Taking advantage of freer trade, American corporations took their businesses abroad. In the aggregate, free trade made Americans better off than they would have been otherwise. However, the lunch was not free. The cost was borne mostly by Midwestern cities and blue-collar workers, especially the workers over 45 years of age. Then socialists, led by Bernie Sanders, made an about face. They shifted their support from the shrinking class of blue-collar workers to a growing number of immigrants, both legal and illegal. Seeking the support of this new and growing number of voters, other democrats quickly joined Sander’s socialists promising a number of benefits to the new and old (DACA) immigrants. Those promises include the amnesty for DACA, free legal help upon entry into America, free education for their children, free health care,  government-guaranteed jobs (AOC’s specialty), and sanctuary cities for the illegal immigrants.

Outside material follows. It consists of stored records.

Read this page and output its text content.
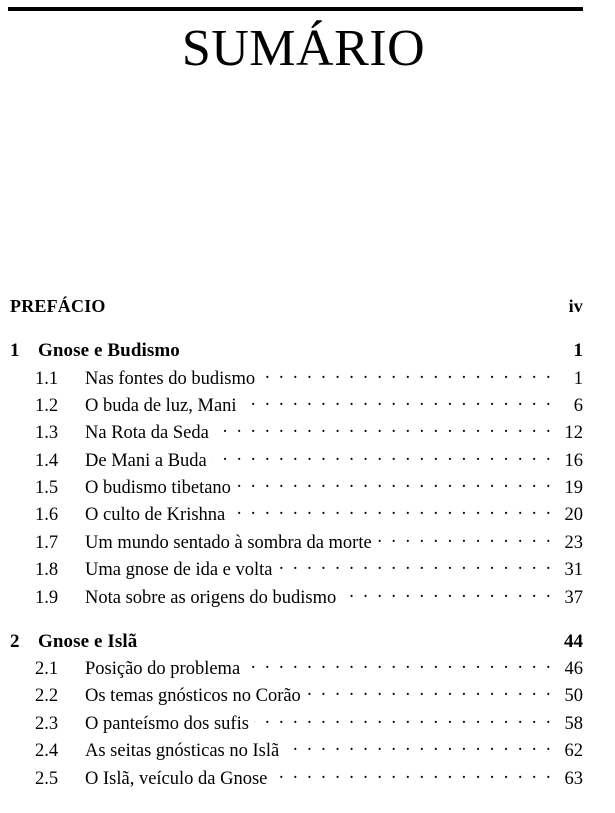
SUMÁRIO
PREFÁCIO	iv
1 Gnose e Budismo	1
1.1	Nas fontes do budismo . . .	1
1.2	O buda de luz, Mani . . .	6
1.3	Na Rota da Seda . . .	12
1.4	De Mani a Buda . . .	16
1.5	O budismo tibetano . . .	19
1.6	O culto de Krishna . . .	20
1.7	Um mundo sentado à sombra da morte . . .	23
1.8	Uma gnose de ida e volta . . .	31
1.9	Nota sobre as origens do budismo . . .	37
2 Gnose e Islã	44
2.1	Posição do problema . . .	46
2.2	Os temas gnósticos no Corão . . .	50
2.3	O panteísmo dos sufis . . .	58
2.4	As seitas gnósticas no Islã . . .	62
2.5	O Islã, veículo da Gnose . . .	63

The Democrats for Socialism are not hiding the multitude of policies they plan to enact; some to raise money and some to spend it. In doing that, they revealed their conviction that (1) there exists a just society, and (2) that they are qualified to discover and enact the formal rules required to bring about such society. Hence, the Democrats for Socialism have their anchor in a diluted Fabianism. Thus far they have not included the wholesale nationalization of  private business establishment into their program. However, they eventually might.

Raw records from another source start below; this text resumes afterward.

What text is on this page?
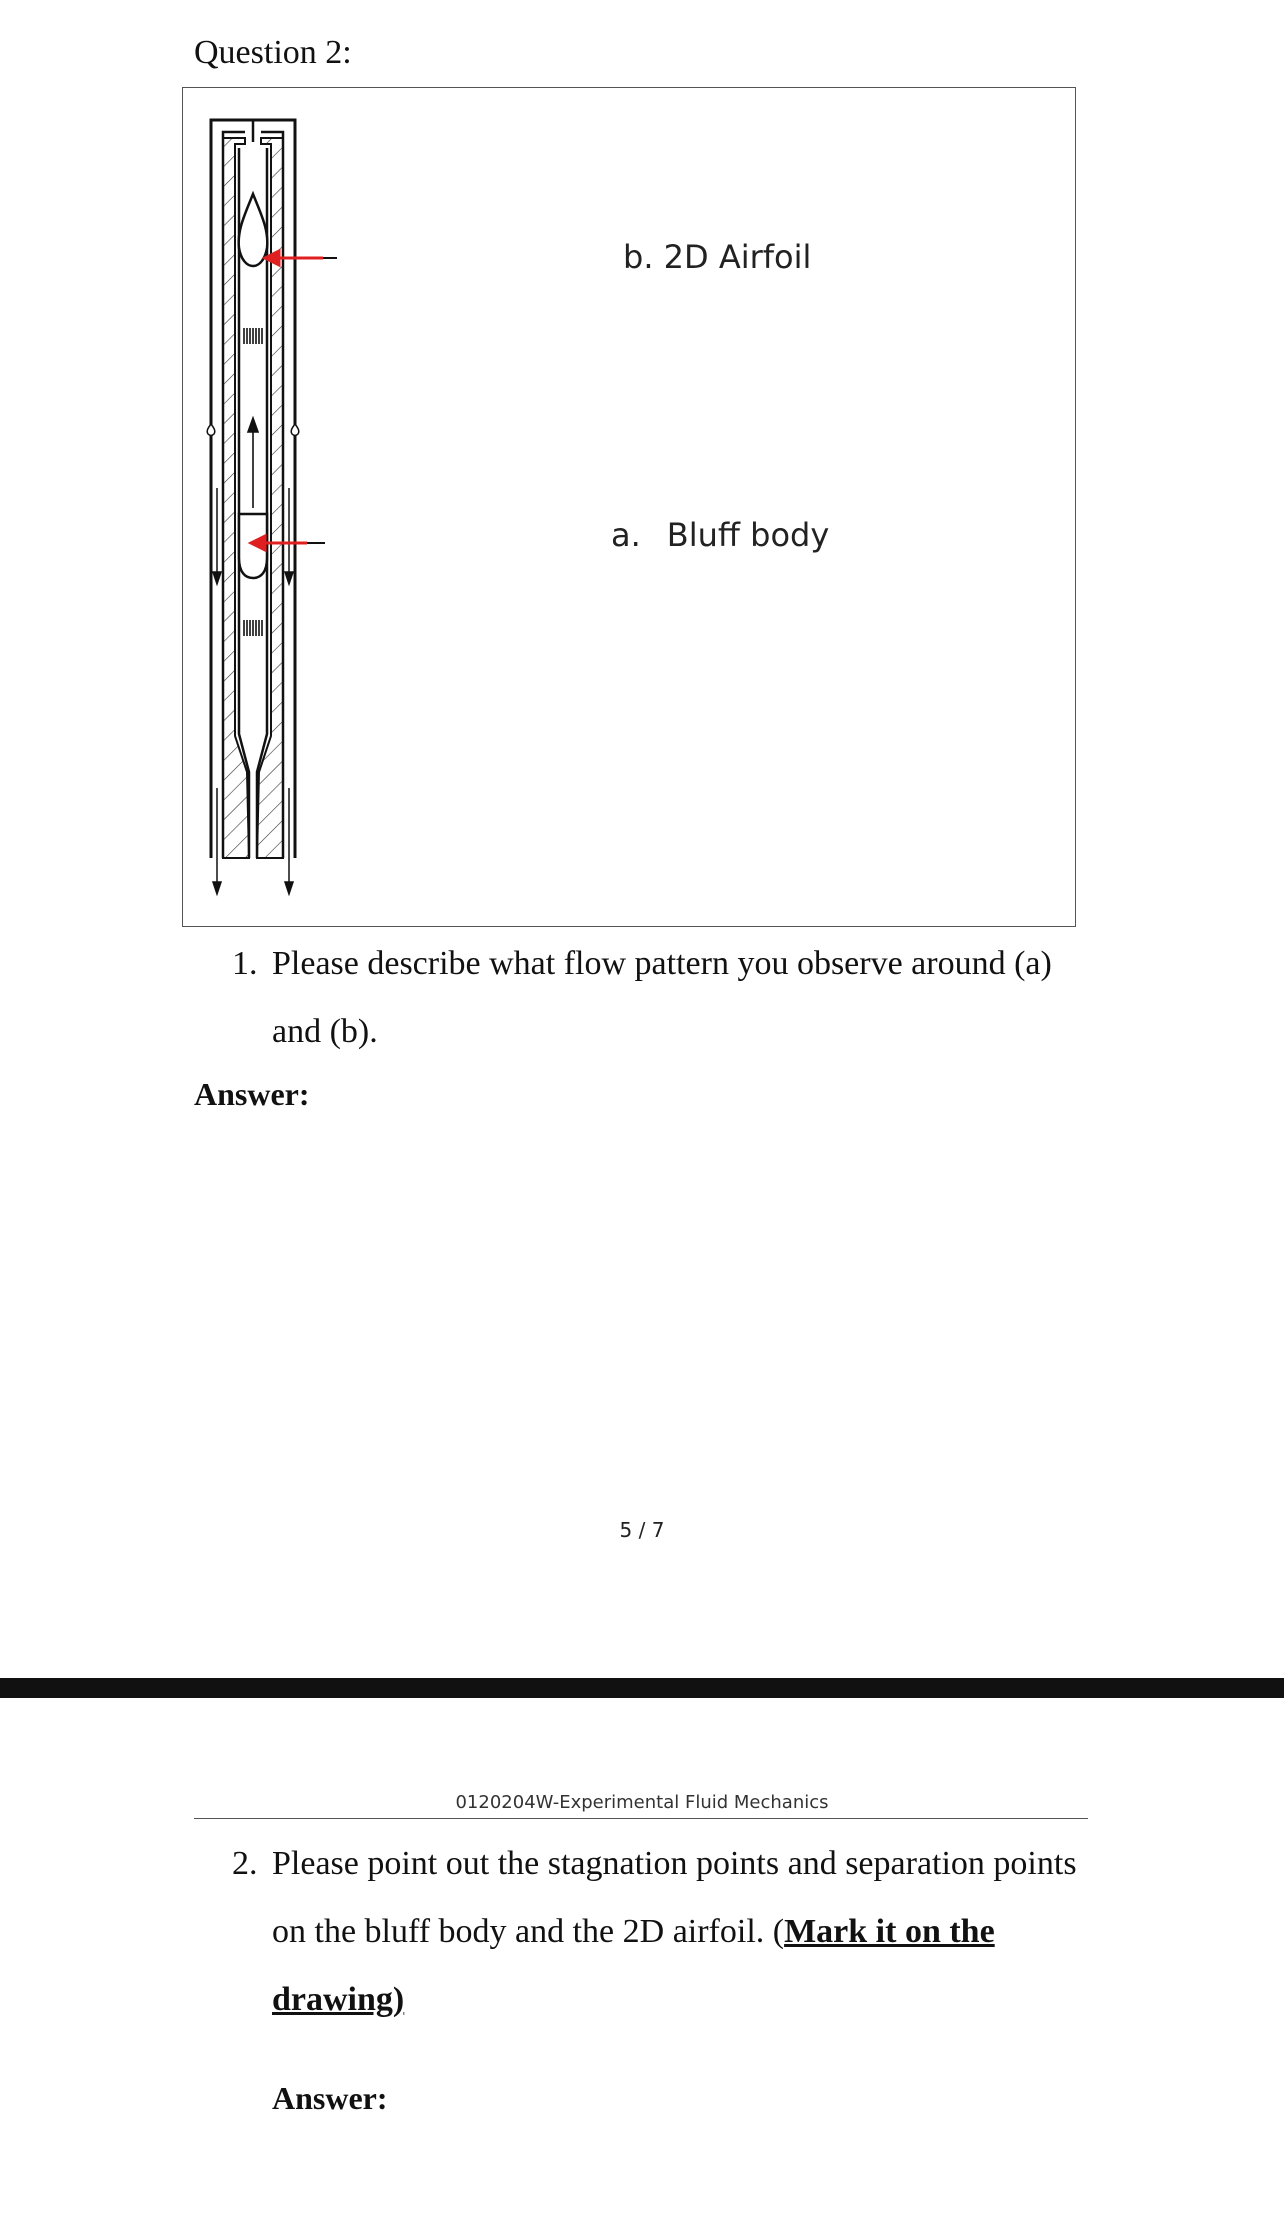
Question 2:
b. 2D Airfoil
a. Bluff body
1. Please describe what flow pattern you observe around (a)
and (b).
Answer:
5 / 7
0120204W-Experimental Fluid Mechanics
2. Please point out the stagnation points and separation points
on the bluff body and the 2D airfoil. (Mark it on the
drawing)
Answer:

Summary. The roadmap to American socialists is sui generis socialism with some features of Fabianism. The Intellectual Elite, the Street Crowd and the Democrats for Socialism support a number of new taxes and environmental regulations. The same three groups also believe that those fiscal policies should generate sufficient revenues for the state to carry out their redistributional programs such as free college education, cancelling student loans, free medical care, government-guaranteed jobs, and even a guaranteed minimum income. That might be true. In any given year, the ruling elite can redistribute already-produced incomes according to its preferences. Yet incomes are created not found. Thus, the redistribution of income via government programs and environmental regulations tends to dis-incentivize entrepreneurship, raise the cost of innovating activities, and reduce economic growth.

The roadmap to socialism in the United States means that a top-down control of the allocation of resources and income distribution replaces a system of bottom-up choices of individuals pursuing their private ends in free markets. The 21st century roadmap to American socialism would turn the United States into a Rule Through Law country. The rule through law prioritizes government and politics over law, and the community’s common good (as defined by rulers) over the right of individuals to pursue their private ends.

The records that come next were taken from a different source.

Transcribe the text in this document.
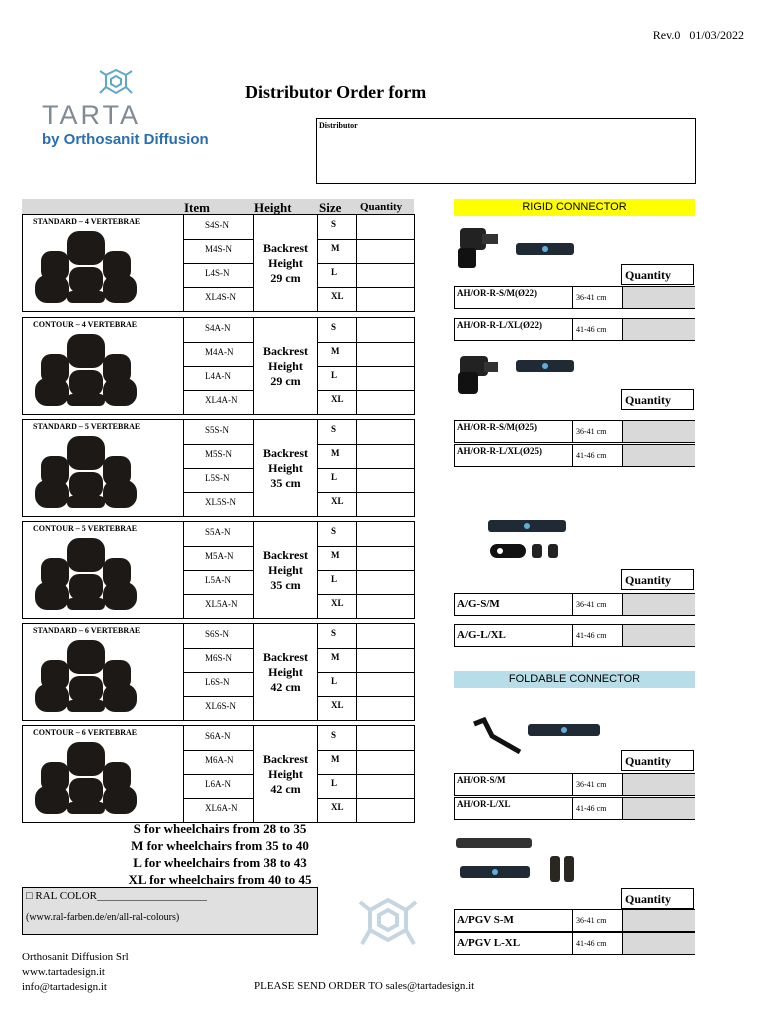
Rev.0 01/03/2022
TARTA
by Orthosanit Diffusion
Distributor Order form
Distributor
Item	Height Size Quantity
STANDARD – 4 VERTEBRAE	S4S-N	S
M4S-N	M
L4S-N	L
XL4S-N	XL
Backrest
Height
29 cm
CONTOUR – 4 VERTEBRAE	S4A-N	S
M4A-N	M
L4A-N	L
XL4A-N	XL
Backrest
Height
29 cm
STANDARD – 5 VERTEBRAE	S5S-N	S
M5S-N	M
L5S-N	L
XL5S-N	XL
Backrest
Height
35 cm
CONTOUR – 5 VERTEBRAE	S5A-N	S
M5A-N	M
L5A-N	L
XL5A-N	XL
Backrest
Height
35 cm
STANDARD – 6 VERTEBRAE	S6S-N	S
M6S-N	M
L6S-N	L
XL6S-N	XL
Backrest
Height
42 cm
CONTOUR – 6 VERTEBRAE	S6A-N	S
M6A-N	M
L6A-N	L
XL6A-N	XL
Backrest
Height
42 cm
S for wheelchairs from 28 to 35
M for wheelchairs from 35 to 40
L for wheelchairs from 38 to 43
XL for wheelchairs from 40 to 45
□ RAL COLOR____________________
(www.ral-farben.de/en/all-ral-colours)
Orthosanit Diffusion Srl
www.tartadesign.it
info@tartadesign.it	PLEASE SEND ORDER TO sales@tartadesign.it
RIGID CONNECTOR
FOLDABLE CONNECTOR
Quantity
AH/OR-R-S/M(Ø22)	36-41 cm
AH/OR-R-L/XL(Ø22)	41-46 cm
Quantity
AH/OR-R-S/M(Ø25)	36-41 cm
AH/OR-R-L/XL(Ø25)	41-46 cm
Quantity
A/G-S/M	36-41 cm
A/G-L/XL	41-46 cm
Quantity
AH/OR-S/M	36-41 cm
AH/OR-L/XL	41-46 cm
Quantity
A/PGV S-M	36-41 cm
A/PGV L-XL	41-46 cm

[1] One-of-a-kind set of rules enacted for specific purposes; they wiggle around known systems.

[2]  During a seminar in Moscow, 1984, a very political Russian lady asked me: Why did you leave Socialist Yugoslavia to be exploited in America.”  I said “of course, I am exploited in America; I am also well paid and I love it.”

[3] Frederick Engels, “Introduction,” Socialism: Utopian and Scientific. Chicago: Charles H. Kerr Publishing Co., 1908.

[4] Fabianism advances socialism via gradualist reform of capitalism, rather than by revolutionary overthrow. It was put to practice by Nehru in 1950s India. A variant of Fabianism (collectivization of villagers) was also tried in East Africa in the 1960s.


Svetozar Pejovich, an emeritus professor of economics at Texas A&M University, is a senior research fellow at the International Centre for Economic Research in Torino, Italy.


The views expressed on austriancenter.com are not necessarily those of the Austrian Economics Center.